これほどの成果は世界でも初めてであり、ドリフト好きなドライバーだけでなく、自動運転技術に関心を持つ多くの人々の注目を集めています。

「ドリフト走行可能な自動運転システム」がドライバーの命を守る

2台の改造「GR SUPRA」を採用
2台の改造「GR SUPRA」を採用 / Credit:Toyota Research Institute

今回の実験には、改造されたトヨタのスポーツカー「GR SUPRA」が2台使用されました。

先導車のアルゴリズムはTRIで開発され、安全に先頭を走行できるよう堅牢かつ安定した制御メカニズムを生み出しています。

一方、追跡車はスタンフォード大学によって開発され、先頭車の動きに適応し、衝突することなく並走できるAI車両モデルとアルゴリズムを採用しました。

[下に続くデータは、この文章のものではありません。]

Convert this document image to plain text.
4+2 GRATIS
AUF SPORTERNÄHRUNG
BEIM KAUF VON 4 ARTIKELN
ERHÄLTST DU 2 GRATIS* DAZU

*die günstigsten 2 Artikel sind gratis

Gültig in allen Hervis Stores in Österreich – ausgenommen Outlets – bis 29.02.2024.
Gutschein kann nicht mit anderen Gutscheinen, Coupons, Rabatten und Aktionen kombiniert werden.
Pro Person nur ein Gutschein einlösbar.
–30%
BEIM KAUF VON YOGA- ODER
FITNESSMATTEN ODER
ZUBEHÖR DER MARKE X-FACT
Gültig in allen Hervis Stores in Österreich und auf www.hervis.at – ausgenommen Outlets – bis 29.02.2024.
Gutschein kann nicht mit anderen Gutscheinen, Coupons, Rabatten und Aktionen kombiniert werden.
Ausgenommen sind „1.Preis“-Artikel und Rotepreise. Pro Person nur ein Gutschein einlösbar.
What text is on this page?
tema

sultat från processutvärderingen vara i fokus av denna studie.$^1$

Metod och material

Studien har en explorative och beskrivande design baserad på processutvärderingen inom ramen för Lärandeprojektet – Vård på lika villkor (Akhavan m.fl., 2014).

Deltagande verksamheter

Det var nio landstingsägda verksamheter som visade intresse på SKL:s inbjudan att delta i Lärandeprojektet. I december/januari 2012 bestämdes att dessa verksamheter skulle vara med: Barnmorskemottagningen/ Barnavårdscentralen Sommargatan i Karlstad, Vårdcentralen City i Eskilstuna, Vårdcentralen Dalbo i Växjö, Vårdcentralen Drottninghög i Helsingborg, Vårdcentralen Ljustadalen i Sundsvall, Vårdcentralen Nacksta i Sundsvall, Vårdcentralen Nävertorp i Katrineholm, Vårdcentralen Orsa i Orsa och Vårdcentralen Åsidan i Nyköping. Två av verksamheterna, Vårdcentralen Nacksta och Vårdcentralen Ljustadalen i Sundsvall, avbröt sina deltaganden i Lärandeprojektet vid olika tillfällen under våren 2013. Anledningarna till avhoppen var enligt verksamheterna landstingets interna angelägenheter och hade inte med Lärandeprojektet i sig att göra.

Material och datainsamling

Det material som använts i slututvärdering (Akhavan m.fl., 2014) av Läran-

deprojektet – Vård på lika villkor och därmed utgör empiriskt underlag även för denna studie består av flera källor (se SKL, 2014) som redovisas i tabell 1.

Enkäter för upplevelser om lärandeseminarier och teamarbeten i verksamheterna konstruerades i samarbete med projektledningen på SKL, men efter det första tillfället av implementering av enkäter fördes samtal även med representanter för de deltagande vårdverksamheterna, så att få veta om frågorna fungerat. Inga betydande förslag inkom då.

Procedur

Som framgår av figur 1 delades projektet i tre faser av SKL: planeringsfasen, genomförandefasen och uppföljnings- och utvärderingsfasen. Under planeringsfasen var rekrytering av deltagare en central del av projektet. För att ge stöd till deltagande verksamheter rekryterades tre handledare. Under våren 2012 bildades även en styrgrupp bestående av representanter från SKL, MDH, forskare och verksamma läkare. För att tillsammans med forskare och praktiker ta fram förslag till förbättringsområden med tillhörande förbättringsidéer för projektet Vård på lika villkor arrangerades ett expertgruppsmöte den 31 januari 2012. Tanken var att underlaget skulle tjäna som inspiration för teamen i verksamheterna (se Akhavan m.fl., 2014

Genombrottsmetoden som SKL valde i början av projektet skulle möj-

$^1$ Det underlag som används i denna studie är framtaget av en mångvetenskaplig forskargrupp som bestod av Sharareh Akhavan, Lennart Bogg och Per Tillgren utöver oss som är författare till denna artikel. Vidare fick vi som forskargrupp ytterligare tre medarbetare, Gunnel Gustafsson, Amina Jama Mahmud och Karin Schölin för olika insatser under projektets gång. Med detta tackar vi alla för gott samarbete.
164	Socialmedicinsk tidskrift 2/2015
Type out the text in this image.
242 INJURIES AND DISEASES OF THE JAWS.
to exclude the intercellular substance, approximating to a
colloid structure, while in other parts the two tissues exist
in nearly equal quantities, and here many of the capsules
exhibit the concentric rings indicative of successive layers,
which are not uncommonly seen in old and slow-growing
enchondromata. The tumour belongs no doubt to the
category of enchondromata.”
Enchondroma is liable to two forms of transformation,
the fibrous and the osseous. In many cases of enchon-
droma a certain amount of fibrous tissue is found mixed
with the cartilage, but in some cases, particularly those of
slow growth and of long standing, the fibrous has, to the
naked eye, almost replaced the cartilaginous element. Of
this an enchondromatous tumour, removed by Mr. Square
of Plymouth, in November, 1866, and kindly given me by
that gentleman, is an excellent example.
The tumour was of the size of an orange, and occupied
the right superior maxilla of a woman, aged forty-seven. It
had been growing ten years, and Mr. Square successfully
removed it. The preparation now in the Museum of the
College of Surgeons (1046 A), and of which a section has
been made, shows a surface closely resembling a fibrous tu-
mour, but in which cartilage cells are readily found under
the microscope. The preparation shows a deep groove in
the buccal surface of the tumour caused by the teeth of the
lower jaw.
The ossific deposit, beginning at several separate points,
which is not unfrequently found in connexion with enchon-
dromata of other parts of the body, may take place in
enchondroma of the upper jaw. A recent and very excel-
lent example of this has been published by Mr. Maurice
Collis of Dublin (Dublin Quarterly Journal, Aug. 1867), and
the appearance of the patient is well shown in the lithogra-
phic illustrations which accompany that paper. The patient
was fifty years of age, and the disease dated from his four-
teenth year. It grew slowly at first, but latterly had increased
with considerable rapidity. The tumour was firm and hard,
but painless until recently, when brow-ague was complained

どちらにもコンピュータとセンサーが搭載されており、ステアリング、スロットル、ブレーキを制御しながら、動き(位置、速度、回転率など)を感知できます。

1秒あたり最大50回もの最適化を繰り返す
1秒あたり最大50回もの最適化を繰り返す / Credit:Toyota Research Institute

また2台の車両はお互いに専用のWiFiネットワークで繋がっており、相対的な位置や予想される軌道など、様々な情報をリアルタイムで共有しています。

そして各車両は、急速に変化する状況に対応しながら、どのようなステアリング、スロットル、ブレーキのコマンドが最適かを決定するために、1秒あたり最大50回もの最適化を繰り返すのだとか。